Redis源码阅读(九) – db
Redis是kv内存数据库,它的db是dict实现的,结构如下:
/* Redis database representation. There are multiple databases identified
* by integers from 0 (the default database) up to the max configured
* database. The database number is the 'id' field in the structure. */
typedef struct redisDb {
dict *dict; /* The keyspace for this DB */
dict *expires; /* Timeout of keys with a timeout set */
dict *blocking_keys; /* Keys with clients waiting for data (BLPOP)*/
dict *ready_keys; /* Blocked keys that received a PUSH */
dict *watched_keys; /* WATCHED keys for MULTI/EXEC CAS */
int id; /* Database ID */
long long avg_ttl; /* Average TTL, just for stats */
} redisDb;
db不只用来存储键值对,还有一些其他的功能:
dict: 存放键值对expires: 存放键和过期时间的映射blocking_keys: 存放block操作的key与client的映射ready_keys: 接收到push操作的blocked keywatched_keys:WATCHED keys
object
Redis使用object封装底层的各种数据结构,结构如下:
typedef struct redisObject {
unsigned type:4;
unsigned encoding:4;
unsigned lru:LRU_BITS; /* LRU time (relative to global lru_clock) or
* LFU data (least significant 8 bits frequency
* and most significant 16 bits decreas time). */
int refcount;
void *ptr;
} robj;
object实现了简单的引用计数refcount,不同的地方可能会使用相同的object,当refcount为0时会自动释放。这样做既能节省内存,也简化了生命周期管理:
void decrRefCount(robj *o) {
if (o->refcount == 1) {
switch(o->type) {
case OBJ_STRING: freeStringObject(o); break;
case OBJ_LIST: freeListObject(o); break;
case OBJ_SET: freeSetObject(o); break;
case OBJ_ZSET: freeZsetObject(o); break;
case OBJ_HASH: freeHashObject(o); break;
case OBJ_MODULE: freeModuleObject(o); break;
default: serverPanic("Unknown object type"); break;
}
zfree(o);
} else {
if (o->refcount <= 0) serverPanic("decrRefCount against refcount <= 0");
if (o->refcount != OBJ_SHARED_REFCOUNT) o->refcount--;
}
}
同一type的object会有不同的底层结构encoding,在t_*.c文件中,为每种类型封装了一套api。具体类型如下:
| type | encoding | limit |
|---|---|---|
| string | embedded string | len <= 44 |
| string | sds | - |
| list | quicklist | - |
| set | intset | all members are numbers |
| set | hash table | - |
| zset | ziplist | length <= zset-max-ziplist-entries && element size <= zset-max-ziplist-value |
| zset | skiplist | - |
| hash | ziplist | number of entries <= hash-max-ziplist-entries && value size <= hash-max-ziplist-value |
| hash | hash table | - |
Redis对string做了一些优化,包括使用embedded string:
/* Create a string object with EMBSTR encoding if it is smaller than
* OBJ_ENCODING_EMBSTR_SIZE_LIMIT, otherwise the RAW encoding is
* used.
*
* The current limit of 39 is chosen so that the biggest string object
* we allocate as EMBSTR will still fit into the 64 byte arena of jemalloc. */
#define OBJ_ENCODING_EMBSTR_SIZE_LIMIT 44
robj *createStringObject(const char *ptr, size_t len) {
if (len <= OBJ_ENCODING_EMBSTR_SIZE_LIMIT)

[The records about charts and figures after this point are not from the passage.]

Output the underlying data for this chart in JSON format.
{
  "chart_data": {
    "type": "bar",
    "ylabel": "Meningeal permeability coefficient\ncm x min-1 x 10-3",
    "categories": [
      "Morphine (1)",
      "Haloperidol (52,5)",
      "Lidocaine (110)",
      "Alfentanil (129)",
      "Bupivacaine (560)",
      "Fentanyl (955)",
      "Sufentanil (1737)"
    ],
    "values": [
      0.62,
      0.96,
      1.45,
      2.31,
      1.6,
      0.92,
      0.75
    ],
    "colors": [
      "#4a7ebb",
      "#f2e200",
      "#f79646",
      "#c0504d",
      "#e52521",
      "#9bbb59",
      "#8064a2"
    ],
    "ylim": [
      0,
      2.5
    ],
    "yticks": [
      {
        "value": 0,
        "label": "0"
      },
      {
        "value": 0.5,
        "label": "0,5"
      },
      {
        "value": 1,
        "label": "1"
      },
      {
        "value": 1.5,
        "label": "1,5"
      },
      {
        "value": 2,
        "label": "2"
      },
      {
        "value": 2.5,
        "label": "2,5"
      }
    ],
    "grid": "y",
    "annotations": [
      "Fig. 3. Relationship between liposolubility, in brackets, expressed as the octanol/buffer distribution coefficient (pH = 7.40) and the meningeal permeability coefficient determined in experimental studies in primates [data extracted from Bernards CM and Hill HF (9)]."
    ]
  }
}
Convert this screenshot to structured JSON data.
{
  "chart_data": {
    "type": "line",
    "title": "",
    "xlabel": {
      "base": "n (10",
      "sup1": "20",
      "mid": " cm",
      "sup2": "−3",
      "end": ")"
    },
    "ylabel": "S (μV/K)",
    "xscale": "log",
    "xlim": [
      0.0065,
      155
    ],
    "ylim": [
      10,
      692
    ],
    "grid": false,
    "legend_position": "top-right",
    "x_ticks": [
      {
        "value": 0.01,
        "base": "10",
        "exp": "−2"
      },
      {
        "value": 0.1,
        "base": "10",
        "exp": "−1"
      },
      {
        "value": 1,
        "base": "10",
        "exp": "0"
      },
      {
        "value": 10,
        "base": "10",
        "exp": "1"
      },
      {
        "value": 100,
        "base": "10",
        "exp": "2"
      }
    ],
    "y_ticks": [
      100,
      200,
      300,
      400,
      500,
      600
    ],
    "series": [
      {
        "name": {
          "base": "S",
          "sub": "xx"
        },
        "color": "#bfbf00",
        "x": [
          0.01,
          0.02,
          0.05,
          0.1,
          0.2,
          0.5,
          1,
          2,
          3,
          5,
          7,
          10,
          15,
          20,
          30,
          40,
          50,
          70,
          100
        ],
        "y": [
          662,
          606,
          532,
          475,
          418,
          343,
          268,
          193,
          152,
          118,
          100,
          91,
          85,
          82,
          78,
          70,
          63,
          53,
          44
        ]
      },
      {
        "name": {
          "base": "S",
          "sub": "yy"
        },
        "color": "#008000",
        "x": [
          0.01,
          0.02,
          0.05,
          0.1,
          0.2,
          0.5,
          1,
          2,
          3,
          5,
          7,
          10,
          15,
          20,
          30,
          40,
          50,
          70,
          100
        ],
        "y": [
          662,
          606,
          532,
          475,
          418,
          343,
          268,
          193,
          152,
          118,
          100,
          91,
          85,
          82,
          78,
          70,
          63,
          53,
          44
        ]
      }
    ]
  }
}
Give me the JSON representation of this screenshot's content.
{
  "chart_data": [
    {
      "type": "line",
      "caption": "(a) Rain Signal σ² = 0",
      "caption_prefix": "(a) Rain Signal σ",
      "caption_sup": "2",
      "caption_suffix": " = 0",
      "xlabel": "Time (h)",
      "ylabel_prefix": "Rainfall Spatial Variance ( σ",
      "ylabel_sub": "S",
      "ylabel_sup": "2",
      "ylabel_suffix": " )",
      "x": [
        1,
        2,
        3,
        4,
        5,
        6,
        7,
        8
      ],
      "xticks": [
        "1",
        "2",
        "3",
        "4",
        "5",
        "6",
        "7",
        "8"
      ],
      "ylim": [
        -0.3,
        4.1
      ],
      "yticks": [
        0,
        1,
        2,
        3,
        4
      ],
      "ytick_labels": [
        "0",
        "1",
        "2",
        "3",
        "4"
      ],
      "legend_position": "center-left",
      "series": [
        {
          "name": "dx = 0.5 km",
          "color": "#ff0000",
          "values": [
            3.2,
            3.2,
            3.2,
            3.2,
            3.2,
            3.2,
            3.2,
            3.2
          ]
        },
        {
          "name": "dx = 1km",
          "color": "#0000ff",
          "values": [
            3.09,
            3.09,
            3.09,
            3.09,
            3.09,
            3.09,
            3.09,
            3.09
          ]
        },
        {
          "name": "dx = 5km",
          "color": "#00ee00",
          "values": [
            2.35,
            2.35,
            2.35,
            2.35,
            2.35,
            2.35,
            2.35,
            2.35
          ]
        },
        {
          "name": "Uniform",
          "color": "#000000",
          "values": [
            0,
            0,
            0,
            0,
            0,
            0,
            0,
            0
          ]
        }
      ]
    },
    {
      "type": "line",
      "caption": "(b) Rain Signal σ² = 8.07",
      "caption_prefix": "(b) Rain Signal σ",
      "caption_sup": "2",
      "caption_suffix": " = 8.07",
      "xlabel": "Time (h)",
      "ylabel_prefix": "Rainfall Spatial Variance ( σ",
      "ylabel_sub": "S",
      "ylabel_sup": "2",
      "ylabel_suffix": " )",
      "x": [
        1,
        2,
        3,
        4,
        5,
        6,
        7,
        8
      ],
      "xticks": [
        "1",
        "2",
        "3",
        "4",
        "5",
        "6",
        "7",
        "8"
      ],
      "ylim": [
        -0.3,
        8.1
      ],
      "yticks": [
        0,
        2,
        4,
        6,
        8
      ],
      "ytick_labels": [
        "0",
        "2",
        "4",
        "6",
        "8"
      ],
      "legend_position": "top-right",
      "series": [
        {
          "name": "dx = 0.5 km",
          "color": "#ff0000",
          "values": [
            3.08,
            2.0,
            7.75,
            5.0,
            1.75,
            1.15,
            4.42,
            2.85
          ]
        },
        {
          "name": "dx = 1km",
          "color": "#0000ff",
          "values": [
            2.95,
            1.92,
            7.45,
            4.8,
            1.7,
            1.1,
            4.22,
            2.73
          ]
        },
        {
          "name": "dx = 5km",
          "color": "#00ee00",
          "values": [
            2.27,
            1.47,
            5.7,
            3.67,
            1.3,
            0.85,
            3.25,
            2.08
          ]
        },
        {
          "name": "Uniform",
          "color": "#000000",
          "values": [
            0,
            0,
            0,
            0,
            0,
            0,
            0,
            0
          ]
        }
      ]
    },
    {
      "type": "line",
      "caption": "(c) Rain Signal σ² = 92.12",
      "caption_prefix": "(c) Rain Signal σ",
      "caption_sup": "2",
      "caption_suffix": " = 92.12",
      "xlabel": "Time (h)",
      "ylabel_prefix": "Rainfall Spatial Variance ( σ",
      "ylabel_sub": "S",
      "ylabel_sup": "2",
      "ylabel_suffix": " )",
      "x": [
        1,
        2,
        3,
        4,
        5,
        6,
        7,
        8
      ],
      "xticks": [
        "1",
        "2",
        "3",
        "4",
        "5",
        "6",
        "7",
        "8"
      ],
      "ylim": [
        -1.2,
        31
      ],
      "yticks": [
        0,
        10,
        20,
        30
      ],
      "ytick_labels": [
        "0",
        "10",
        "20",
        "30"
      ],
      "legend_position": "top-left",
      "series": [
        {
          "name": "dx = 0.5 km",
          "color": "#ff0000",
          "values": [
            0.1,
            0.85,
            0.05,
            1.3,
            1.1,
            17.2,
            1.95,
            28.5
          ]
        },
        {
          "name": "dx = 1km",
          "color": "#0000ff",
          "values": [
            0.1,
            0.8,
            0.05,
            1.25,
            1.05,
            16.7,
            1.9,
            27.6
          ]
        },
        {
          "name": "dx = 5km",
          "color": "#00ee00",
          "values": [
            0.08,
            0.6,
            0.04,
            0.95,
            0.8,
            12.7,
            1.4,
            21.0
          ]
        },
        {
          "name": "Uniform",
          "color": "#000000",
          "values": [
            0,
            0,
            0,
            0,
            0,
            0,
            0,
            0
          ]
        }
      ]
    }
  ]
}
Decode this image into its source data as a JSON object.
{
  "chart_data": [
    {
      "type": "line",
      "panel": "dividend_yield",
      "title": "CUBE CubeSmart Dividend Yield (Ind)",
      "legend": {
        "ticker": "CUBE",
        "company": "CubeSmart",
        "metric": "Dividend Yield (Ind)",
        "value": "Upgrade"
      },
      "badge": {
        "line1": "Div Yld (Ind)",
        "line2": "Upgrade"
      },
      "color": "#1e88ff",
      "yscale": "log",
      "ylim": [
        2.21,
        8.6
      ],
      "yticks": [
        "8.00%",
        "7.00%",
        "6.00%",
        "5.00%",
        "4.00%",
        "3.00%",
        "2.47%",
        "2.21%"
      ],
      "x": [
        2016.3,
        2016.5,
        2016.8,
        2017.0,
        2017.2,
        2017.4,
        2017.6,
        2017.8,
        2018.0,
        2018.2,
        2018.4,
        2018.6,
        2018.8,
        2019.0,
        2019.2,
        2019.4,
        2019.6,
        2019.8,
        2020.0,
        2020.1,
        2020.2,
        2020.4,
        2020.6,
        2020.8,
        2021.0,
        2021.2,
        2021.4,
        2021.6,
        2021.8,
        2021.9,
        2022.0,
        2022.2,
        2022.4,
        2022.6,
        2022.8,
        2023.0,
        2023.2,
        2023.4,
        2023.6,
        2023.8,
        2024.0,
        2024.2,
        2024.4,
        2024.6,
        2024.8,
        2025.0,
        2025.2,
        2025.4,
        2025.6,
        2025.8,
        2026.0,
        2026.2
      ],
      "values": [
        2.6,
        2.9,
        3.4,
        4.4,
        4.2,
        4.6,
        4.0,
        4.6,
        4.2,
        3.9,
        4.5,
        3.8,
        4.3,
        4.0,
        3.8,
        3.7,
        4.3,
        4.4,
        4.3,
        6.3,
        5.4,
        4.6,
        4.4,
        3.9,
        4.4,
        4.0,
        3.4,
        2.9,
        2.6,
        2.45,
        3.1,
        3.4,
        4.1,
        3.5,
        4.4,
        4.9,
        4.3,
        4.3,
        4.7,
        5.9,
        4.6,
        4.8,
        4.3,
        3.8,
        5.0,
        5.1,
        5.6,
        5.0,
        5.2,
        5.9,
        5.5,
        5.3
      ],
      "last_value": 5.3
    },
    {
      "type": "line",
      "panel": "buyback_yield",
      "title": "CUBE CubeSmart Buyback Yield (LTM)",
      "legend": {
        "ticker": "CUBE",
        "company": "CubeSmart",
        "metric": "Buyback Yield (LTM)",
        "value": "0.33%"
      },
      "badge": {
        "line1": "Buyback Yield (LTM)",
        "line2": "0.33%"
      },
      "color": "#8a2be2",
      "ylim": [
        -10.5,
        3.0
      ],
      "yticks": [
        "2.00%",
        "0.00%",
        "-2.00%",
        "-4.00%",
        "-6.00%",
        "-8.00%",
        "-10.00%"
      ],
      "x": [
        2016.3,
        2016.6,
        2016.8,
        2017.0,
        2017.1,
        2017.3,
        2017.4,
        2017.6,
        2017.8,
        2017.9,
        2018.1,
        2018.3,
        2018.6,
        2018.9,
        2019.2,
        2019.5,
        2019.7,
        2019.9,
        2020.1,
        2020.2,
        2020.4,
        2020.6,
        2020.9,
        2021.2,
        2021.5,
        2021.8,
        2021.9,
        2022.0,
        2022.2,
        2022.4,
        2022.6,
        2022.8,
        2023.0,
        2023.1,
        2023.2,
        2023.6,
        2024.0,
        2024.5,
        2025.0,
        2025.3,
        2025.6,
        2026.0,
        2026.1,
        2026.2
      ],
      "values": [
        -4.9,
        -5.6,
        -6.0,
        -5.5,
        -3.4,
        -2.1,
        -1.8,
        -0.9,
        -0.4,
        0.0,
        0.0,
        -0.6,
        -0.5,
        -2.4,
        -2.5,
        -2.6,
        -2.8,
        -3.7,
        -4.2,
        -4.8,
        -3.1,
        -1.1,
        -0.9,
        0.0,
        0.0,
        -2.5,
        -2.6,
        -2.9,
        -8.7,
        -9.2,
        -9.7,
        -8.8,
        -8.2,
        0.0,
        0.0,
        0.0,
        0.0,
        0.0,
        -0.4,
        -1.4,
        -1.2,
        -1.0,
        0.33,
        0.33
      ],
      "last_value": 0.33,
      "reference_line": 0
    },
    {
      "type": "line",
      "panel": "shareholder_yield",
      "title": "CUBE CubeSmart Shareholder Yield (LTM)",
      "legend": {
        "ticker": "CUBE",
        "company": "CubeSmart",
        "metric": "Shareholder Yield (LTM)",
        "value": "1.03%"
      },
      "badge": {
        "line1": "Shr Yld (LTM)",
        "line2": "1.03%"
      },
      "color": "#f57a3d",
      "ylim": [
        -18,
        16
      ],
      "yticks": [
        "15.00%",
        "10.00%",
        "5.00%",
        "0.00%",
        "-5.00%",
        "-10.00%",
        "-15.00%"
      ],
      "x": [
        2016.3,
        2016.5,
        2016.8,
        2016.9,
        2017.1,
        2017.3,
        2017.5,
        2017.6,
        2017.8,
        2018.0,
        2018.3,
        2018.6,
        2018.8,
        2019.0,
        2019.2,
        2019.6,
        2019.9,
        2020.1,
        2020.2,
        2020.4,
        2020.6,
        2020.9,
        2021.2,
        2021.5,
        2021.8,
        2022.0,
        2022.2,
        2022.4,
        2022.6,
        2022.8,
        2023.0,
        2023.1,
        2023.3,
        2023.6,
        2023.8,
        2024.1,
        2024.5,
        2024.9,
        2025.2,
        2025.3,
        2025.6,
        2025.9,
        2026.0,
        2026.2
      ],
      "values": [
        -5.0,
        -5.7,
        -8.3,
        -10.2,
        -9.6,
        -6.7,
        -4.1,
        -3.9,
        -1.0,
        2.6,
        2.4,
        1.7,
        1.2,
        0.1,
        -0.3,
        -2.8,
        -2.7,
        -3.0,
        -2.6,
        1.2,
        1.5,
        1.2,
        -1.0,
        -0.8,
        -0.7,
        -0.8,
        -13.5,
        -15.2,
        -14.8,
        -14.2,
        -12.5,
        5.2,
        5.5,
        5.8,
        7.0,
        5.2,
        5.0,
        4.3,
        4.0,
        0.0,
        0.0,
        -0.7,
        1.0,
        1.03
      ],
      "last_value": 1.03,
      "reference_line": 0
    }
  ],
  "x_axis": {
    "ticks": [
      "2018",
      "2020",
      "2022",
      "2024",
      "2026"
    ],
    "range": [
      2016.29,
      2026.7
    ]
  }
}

return createEmbeddedStringObject(ptr,len);
else
return createRawStringObject(ptr,len);
}
embedded string将obj header和sds存放在连续的内存,从注释中可以看出,embedded string为了fit进jemalloc 64byte arena,只有当len <= 44时,才会使用:
减去robj头部和sdshdr8头部还有sds结尾的\0: 64 - 16 - 3 - 1 = 44。
db
db的dictType如下:
/* Db->dict, keys are sds strings, vals are Redis objects. */
dictType dbDictType = {
dictSdsHash, /* hash function */
NULL, /* key dup */
NULL, /* val dup */
dictSdsKeyCompare, /* key compare */
dictSdsDestructor, /* key destructor */
dictObjectDestructor /* val destructor */
};
Redis的键以sds保存,值为object。键不用object的原因主要是键的类型固定,一定是string,而且键唯一,所以指向相同对象的情况很少,使用object会浪费空间。
命令的调用过程很简单:
- 查表
lookupCommand() - 调用命令
- 查找
db中有无该键,判断类型 - 执行相关的操作
expire
Redis支持键过期操作,db->expires中存放键和过期时间的映射,主要有2种方式处理过期:
- 在查找
key的相关命令中会调用expireIfNeeded(),处理相关key是否过期 - 因为有些
key一直不被访问,所以会定时进行key过期扫描:beforeSleep()中调用activeExpireCycle(ACTIVE_EXPIRE_CYCLE_FAST)databaseCron()中调用activeExpireCycle(ACTIVE_EXPIRE_CYCLE_SLOW)
为了避免处理过期key阻塞太久,activeExpireCycle()有几个限制条件,当不满足后会退出:
- 每次会随机选择
ACTIVE_EXPIRE_CYCLE_LOOKUPS_PER_LOOP 20个key,查看是否过期。每16次循环会判断是否超时:FAST的时间限制为ACTIVE_EXPIRE_CYCLE_FAST_DURATION 1msSlOW的时间限制为25%CPU时间
- 每次随机扫描到的已过期
key数量,低于ACTIVE_EXPIRE_CYCLE_LOOKUPS_PER_LOOP/4会退出
这些都是为了将耗时长的操作分摊到多次操作中,避免阻塞服务器。
evict
Redis是内存数据库,maxmemory限制了能够使用的内存空间,在每次调用命令之前都会调用freeMemoryIfNeeded()检查内存够不够用,不够会进行evict,当无法释放足够的内存会返回错误,拒绝写操作。
Redis支持下列策略:
- volatile-lru -> Evict using approximated LRU among the keys with an expire set.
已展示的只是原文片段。